Trata-se, apenas, de seguir o exemplo das economias mais sólidas, observa o diretor da CNI. “EUA e Europa abrem linhas de financiamento, dão apoio às indústrias para que possam trabalhar e voltar a produzir, porque isso representa empregos, salários, condições de sobrevivência. Aqui no Brasil, precisamos realmente melhorar nosso ambiente econômico através das reformas estruturais que estão em curso. A área de pesquisa e desenvolvimento não vai alcançar o ritmo esperado se continuarmos presos a essa estrutura tarifária e essa malha tributária a que estamos submetidos”.

O setor químico tem algumas demandas pontuais no que tange ao apoio do Estado nessa área.

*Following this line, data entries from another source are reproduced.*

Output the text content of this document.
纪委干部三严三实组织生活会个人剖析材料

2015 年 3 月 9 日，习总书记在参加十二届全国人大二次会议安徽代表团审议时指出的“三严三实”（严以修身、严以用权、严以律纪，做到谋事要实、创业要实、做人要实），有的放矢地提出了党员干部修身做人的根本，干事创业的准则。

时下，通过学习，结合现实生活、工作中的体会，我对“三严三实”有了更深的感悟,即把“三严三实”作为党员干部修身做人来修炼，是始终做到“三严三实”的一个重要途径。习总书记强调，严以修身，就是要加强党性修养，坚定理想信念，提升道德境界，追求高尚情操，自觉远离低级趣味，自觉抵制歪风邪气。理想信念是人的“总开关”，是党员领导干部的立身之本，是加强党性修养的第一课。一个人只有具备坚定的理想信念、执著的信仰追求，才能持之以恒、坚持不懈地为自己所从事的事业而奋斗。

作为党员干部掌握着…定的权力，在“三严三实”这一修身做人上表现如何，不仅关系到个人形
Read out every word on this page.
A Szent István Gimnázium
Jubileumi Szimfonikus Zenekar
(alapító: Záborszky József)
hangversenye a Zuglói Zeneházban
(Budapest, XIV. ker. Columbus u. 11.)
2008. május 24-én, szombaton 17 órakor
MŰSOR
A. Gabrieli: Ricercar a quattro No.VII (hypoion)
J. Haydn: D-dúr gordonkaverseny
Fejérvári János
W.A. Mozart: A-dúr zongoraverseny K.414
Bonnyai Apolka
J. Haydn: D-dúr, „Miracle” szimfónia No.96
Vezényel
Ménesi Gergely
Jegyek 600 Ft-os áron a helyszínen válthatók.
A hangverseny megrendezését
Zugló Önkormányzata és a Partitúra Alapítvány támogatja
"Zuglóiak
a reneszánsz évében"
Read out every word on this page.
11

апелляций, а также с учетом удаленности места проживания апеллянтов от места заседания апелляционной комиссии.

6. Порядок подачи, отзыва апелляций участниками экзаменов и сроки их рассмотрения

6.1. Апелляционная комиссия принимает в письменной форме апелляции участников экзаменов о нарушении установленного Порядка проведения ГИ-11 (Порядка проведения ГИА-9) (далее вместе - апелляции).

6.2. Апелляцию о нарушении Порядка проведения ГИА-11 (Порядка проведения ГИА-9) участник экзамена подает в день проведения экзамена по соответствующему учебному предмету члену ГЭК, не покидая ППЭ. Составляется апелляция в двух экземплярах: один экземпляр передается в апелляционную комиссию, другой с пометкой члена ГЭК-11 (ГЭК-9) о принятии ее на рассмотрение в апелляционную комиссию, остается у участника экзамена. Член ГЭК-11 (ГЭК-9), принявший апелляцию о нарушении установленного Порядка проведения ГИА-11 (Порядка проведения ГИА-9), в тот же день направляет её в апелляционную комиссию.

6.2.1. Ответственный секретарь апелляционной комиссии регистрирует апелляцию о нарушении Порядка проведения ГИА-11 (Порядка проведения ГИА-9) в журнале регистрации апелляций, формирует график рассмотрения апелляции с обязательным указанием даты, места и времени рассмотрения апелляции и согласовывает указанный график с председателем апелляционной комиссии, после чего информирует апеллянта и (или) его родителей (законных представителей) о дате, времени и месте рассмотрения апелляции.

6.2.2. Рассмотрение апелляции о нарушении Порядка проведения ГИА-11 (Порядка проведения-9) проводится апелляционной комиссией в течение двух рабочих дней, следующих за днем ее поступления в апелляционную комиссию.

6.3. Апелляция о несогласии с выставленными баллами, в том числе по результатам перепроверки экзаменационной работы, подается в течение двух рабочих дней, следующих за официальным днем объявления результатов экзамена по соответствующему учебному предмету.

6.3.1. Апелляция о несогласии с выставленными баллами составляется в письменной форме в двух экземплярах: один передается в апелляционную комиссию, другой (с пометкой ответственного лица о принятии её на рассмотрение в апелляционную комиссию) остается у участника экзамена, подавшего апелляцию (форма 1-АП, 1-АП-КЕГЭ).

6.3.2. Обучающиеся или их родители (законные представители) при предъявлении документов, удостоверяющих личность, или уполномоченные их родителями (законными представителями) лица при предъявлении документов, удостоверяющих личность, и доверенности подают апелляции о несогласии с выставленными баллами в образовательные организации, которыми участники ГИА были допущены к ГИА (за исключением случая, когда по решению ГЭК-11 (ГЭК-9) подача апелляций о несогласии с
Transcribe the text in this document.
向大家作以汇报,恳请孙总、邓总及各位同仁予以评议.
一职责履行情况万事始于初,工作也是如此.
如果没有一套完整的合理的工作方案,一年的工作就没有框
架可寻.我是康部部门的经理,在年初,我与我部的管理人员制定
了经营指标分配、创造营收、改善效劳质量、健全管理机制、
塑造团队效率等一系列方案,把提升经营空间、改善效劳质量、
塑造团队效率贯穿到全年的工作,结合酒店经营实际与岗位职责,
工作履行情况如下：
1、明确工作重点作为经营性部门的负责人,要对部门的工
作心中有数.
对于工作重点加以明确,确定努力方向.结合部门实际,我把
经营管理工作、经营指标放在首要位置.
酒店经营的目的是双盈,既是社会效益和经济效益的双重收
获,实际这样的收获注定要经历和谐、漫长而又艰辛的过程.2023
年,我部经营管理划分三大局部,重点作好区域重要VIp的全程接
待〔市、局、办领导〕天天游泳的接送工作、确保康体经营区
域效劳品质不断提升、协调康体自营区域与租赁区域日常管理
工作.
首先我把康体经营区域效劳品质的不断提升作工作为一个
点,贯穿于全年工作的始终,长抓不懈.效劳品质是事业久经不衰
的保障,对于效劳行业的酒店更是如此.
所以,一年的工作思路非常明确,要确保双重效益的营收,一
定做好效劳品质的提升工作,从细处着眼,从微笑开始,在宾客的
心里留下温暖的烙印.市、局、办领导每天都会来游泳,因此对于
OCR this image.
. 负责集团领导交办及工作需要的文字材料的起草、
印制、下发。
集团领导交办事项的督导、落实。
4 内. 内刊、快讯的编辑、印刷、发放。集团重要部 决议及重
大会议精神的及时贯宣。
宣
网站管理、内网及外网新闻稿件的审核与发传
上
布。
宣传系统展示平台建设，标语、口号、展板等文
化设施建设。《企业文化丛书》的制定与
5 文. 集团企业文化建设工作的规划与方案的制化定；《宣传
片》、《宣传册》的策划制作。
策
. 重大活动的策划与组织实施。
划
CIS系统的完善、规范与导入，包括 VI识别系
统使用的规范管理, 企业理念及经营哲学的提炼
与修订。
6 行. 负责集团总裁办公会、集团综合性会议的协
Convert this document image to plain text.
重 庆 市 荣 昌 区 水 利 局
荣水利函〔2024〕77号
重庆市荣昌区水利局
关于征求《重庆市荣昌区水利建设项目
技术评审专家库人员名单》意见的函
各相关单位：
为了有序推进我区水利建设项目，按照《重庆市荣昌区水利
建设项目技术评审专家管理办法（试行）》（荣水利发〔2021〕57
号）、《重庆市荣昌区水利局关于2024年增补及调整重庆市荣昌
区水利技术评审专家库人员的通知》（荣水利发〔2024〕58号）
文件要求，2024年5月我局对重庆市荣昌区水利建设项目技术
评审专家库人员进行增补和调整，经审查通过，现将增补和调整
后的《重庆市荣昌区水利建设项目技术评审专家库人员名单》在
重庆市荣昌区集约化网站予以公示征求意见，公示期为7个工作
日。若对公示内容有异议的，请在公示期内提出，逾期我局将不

De acordo com Andrea Cunha, entre os instrumentos e ações relevantes para fortalecer a inovação, destacam-se os seguintes: programas de financiamento e fomento de startups relacionadas ao setor químico, para acelerar o desenvolvimento de tecnologias no Brasil incorporando as boas práticas de programas já existentes, como o Start-Up Brasil; funding permanente para o Fundo Nacional de Desenvolvimento Científico e Tecnológico (FNDCT); linhas de crédito para instalação de plantas piloto que promovam saltos de escala das plantas de laboratório para escala comercial; linhas de financiamento específicas para o segmento estruturadas de forma a promover a integração entre pesquisadores e empresas; desenvolvimento de uma plataforma de química no Programa Nacional de Plataformas do Conhecimento, criando a oportunidade de desenvolver os segmentos de fontes renováveis (bioenergia) e biotecnologia; e fortalecimento do sistema brasileiro de inovação em pesquisa aplicada, por meio do apoio à Empresa Brasileira de Pesquisa e Inovação Industrial (Embrapii) e aos Institutos Senai de Inovação.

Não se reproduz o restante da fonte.